Inflation Targeting: Better than Bretton Woods

Over the past few years, there has been frequent talk about the need for international coordination of monetary policies. In particular, central bankers outside the United States have urged the Federal Reserve to consider the impact of its policies on emerging market economies.

As the Fed expanded its balance sheet after 2008, capital flowed from the United States particularly to emerging markets, prompting their currencies to appreciate and their central bankers to plea for less U.S. monetary accommodation. In 2013, as the Fed started to discuss the eventual need to normalize policy, the grievances from abroad reversed, but were no less urgent. While the Fed has merely slowed the expansion of its balance sheet – rather than reversed it – emerging market currency depreciation and capital outflows are now the source of discontent.

In fairness, the real issue is volatility, both in exchange rates and capital flows, that can lead to a poor allocation of resources. If they maintain the free capital of flow, and if their financial systems are globally integrated, emerging economies have few tools to dampen the impact of capital floods and droughts.

But it is worth asking what sort of policy cooperation is both desirable and feasible. At its heart, this discussion is about the international financial architecture, a term that experts use when referring to things like exchange rate regimes and capital controls. Perhaps the most famous system was the regime of fixed exchange rates and capital controls established in 1945 by an international conference at Bretton Woods, New Hampshire. The Bretton Woods system was a response to the disastrous policy and economic experience of the period between the two world wars.

Even without capital mobility, a fixed exchange rate system ties inflation rates to one another. Bretton Woods did just that. From the mid-1950s through the 1960s, the median inflation rate among industrial countries fluctuated in the range of 1 to 4 percent. Individual country experiences where somewhat different, but also were narrowly bounded. Most of the time, the gap between inflation rates for nations ranked at the 25th and 75th percentile was no more than 3 percentage points. In the graph below, this  interquartile range is bounded by the blue and gray lines. The Bretton Woods period extends to 1971, denoted by the vertical red line, when the fixed-exchange rate regime gave way to the current floating-rate era.


Countries: Australia, Belgium, Canada, Switzerland, Germany, Finland, France, Greece, Italy, Japan, Korea, Luxembourg, Netherlands, Norway, New Zealand, Portugal, Sweden, Turkey, United Kingdom, United States All countries report data to the OECD Main Economic Indicators Starting with 1955, except for Norway with starts in 1960. Source: OECD Main Economic Indicators through FRED

Countries: Australia, Belgium, Canada, Switzerland, Germany, Finland, France, Greece, Italy, Japan, Korea, Luxembourg, Netherlands, Norway, New Zealand, Portugal, Sweden, Turkey, United Kingdom, United States

All countries report data to the OECD Main Economic Indicators Starting with 1955, except for Norway with starts in 1960.

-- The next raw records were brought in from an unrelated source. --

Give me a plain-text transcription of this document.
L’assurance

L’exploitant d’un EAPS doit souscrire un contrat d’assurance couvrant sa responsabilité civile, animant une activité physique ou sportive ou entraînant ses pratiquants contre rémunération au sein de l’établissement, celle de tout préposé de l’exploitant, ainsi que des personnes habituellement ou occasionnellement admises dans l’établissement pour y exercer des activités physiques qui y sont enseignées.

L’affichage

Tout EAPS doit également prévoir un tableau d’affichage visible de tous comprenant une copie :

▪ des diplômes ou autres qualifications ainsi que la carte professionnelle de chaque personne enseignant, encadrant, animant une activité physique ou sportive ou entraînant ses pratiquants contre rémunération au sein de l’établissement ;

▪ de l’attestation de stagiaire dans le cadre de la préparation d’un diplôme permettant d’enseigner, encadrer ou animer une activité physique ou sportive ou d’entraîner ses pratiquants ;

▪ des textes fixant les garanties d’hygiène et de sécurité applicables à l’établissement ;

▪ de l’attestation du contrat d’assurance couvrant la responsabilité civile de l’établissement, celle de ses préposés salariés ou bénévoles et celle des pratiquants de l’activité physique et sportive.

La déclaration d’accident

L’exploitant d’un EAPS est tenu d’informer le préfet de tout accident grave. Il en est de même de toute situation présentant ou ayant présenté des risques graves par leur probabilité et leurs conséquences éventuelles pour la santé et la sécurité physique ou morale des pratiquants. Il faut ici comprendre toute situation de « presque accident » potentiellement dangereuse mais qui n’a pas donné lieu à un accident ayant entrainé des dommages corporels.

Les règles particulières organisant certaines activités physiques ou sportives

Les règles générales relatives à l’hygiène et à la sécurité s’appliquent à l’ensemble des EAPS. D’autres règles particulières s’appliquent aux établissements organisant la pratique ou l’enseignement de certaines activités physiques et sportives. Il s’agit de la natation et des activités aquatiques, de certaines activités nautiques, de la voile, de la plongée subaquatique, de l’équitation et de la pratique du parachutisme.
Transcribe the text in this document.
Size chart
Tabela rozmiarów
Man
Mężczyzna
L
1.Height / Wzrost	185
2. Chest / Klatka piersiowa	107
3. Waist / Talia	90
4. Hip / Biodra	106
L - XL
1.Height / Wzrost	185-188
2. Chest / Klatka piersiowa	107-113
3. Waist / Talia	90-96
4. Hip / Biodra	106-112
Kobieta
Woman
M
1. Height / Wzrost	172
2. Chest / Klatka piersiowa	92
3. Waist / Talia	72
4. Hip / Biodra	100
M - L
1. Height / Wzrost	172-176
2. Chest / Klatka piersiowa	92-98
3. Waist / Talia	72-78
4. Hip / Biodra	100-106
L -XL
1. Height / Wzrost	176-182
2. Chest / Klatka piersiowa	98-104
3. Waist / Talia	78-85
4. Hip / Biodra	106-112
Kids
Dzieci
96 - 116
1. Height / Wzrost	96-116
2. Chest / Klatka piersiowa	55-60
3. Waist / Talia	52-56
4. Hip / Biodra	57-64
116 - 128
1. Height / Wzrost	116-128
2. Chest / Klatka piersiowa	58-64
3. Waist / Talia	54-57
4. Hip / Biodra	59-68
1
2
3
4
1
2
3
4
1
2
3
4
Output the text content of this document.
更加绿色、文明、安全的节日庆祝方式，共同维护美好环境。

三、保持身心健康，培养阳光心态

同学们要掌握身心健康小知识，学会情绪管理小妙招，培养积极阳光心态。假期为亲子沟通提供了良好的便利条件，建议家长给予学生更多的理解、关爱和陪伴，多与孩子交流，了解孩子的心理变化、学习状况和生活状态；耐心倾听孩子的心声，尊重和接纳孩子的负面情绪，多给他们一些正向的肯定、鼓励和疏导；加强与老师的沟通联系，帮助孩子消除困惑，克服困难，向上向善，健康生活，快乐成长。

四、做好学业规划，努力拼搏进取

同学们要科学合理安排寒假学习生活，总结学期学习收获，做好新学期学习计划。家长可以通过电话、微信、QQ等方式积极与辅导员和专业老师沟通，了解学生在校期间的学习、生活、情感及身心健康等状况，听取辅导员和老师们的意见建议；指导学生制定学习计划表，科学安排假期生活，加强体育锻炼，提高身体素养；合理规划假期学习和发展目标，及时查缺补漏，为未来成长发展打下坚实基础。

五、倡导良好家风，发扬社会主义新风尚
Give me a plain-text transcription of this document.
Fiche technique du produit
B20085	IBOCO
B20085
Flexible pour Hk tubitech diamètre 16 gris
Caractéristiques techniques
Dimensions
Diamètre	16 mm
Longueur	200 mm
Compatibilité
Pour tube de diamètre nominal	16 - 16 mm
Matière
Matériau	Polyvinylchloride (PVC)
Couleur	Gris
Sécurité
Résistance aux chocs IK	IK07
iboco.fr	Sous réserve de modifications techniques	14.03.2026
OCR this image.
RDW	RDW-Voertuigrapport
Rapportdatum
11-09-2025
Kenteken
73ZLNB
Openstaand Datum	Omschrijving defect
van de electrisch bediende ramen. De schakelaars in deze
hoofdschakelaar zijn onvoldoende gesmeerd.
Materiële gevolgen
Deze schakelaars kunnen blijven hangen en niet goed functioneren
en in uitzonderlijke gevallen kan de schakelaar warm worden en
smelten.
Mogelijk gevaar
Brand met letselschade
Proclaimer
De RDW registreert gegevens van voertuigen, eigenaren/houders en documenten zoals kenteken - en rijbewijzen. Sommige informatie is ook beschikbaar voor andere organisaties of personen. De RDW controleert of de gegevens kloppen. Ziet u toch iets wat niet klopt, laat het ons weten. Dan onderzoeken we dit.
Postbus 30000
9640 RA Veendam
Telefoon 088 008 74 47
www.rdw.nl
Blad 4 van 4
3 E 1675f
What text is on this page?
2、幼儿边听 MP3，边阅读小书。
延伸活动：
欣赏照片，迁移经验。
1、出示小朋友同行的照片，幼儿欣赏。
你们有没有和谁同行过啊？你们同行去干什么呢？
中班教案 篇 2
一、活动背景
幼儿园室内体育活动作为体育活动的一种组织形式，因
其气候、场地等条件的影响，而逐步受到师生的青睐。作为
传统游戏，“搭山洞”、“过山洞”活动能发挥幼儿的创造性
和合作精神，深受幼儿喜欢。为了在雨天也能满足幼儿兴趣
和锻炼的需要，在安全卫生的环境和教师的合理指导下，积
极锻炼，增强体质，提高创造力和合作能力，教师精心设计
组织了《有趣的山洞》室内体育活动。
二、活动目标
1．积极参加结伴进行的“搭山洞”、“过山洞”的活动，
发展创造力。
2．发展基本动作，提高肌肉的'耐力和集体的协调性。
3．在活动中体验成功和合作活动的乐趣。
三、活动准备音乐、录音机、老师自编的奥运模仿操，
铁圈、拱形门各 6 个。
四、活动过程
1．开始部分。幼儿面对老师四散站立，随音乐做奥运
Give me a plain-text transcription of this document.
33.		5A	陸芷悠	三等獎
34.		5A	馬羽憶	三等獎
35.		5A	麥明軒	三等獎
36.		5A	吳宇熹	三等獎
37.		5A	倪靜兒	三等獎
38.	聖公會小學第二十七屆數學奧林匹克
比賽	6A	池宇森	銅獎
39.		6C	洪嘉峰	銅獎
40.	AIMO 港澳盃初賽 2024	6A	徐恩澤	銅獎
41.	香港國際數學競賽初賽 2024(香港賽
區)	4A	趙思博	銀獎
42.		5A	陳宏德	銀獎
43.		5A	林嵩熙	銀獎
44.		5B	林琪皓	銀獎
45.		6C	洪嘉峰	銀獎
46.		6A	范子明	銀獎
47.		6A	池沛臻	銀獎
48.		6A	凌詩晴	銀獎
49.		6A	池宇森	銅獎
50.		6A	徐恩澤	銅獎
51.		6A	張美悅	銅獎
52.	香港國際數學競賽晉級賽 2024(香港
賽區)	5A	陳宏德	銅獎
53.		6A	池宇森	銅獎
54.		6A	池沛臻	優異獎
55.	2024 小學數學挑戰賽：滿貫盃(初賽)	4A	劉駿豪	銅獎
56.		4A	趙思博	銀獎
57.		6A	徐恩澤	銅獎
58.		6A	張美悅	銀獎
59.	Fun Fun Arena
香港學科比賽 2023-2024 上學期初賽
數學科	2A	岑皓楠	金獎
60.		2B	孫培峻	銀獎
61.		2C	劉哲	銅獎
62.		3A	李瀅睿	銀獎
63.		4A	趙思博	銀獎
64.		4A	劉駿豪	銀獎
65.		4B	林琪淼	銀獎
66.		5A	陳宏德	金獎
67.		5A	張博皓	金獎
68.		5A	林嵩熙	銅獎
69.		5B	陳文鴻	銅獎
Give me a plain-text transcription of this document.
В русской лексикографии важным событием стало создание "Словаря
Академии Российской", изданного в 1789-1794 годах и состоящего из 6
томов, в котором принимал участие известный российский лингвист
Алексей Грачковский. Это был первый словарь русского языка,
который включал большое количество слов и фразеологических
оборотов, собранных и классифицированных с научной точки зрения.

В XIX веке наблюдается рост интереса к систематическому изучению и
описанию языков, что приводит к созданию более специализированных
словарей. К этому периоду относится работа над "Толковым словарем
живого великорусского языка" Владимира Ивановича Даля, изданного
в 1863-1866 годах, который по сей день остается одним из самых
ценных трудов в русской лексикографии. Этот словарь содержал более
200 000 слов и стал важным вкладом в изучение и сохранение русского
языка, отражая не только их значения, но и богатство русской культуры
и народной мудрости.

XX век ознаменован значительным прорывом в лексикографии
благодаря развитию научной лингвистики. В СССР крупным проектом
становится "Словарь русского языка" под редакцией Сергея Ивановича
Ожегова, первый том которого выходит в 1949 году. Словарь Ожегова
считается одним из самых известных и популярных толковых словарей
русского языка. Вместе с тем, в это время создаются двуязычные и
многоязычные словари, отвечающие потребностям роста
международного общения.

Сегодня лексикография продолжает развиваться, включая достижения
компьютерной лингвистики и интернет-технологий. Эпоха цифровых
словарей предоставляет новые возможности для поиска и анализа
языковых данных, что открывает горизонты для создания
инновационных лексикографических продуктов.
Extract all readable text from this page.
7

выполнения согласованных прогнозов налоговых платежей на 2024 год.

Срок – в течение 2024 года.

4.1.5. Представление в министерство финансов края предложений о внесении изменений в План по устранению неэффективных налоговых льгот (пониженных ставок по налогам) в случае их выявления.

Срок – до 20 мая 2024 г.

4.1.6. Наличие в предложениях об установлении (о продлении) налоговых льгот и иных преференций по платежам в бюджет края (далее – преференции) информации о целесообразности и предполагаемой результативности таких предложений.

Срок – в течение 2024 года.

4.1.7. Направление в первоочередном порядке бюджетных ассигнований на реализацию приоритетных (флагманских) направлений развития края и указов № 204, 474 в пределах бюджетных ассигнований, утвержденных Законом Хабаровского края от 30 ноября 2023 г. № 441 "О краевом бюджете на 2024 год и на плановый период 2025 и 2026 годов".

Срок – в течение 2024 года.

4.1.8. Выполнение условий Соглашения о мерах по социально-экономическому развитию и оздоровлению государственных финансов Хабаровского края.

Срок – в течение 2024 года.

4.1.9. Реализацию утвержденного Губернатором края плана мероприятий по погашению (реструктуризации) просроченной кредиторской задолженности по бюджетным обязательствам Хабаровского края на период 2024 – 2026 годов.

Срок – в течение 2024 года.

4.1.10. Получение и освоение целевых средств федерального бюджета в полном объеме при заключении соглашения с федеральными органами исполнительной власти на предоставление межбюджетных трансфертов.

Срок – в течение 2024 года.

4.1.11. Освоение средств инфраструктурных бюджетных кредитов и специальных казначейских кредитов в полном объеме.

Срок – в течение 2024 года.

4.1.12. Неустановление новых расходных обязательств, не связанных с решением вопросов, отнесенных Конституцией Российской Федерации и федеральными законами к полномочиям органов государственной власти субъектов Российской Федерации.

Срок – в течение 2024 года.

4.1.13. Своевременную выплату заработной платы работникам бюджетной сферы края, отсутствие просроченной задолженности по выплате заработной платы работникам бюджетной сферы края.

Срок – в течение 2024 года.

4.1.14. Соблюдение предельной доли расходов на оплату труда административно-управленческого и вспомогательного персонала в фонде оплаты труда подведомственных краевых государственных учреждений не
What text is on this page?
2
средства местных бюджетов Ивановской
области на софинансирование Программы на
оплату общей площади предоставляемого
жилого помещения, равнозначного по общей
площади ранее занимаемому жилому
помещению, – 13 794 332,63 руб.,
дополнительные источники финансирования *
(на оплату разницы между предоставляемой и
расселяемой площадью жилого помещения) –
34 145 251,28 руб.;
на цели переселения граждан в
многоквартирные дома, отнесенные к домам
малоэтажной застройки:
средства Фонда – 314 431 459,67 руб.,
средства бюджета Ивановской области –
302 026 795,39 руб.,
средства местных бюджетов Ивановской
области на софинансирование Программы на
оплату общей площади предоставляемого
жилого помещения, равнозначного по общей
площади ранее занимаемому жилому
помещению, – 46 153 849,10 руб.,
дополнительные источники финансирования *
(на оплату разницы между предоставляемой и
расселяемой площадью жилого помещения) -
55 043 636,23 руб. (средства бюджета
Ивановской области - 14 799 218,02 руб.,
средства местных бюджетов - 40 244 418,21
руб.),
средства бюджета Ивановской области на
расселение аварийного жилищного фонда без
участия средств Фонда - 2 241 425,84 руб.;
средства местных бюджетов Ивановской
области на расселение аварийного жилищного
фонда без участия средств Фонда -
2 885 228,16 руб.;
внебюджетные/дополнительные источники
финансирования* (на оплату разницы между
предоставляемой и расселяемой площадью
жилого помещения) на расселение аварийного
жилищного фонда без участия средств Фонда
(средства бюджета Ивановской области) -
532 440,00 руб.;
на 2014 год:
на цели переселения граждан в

Source: OECD Main Economic Indicators through FRED


The post-Bretton Woods experience of the 1970s was different. Very different. Inflation skyrocketed in many countries. The median inflation rate rose well over 10 percent, and the spread between inflation rates in different countries widened sharply. But, beginning in the mid-1980s, things calmed down. By the mid-1990s, prices were rising at a remarkably steady 2 percent annual rate. A pace that was maintained right up to the financial crisis. Perhaps even more remarkably, the range of inflation across OECD economies over the past 20-plus years was roughly half of what it had been during the Bretton Woods era.

The natural conclusion from this experience (as depicted in the figure above) is that inflation targeting did a better job of coordinating monetary policy across countries than Bretton Woods. Perhaps that shouldn’t have been a surprise. After all, isn’t it easier to maintain macroeconomic stability when you have both a flexible exchange rate to help absorb external shocks and a policy interest rate to focus on domestic objectives such as price stability and maximum sustainable employment?

Where does this experience leave us today?  The answer is that when central bankers share a common inflation objective, it already serves as a powerful coordinating force. Because national policy mandates will always focus on domestic considerations, it seems unrealistic to hope for much more.

Perhaps what central bankers should insist on – whether they work in emerging markets or in advanced economies – is not that other countries take their interests explicitly into account, but that each central bank live up to its commitment of keeping inflation both low and stable. Doing so will require taking account of other countries’ prospects, at least insofar as they influence domestic developments. If the advanced economies also act to preserve financial stability, they will have gone a long way toward establishing a supportive framework for global expansion. That was the goal of Bretton Woods.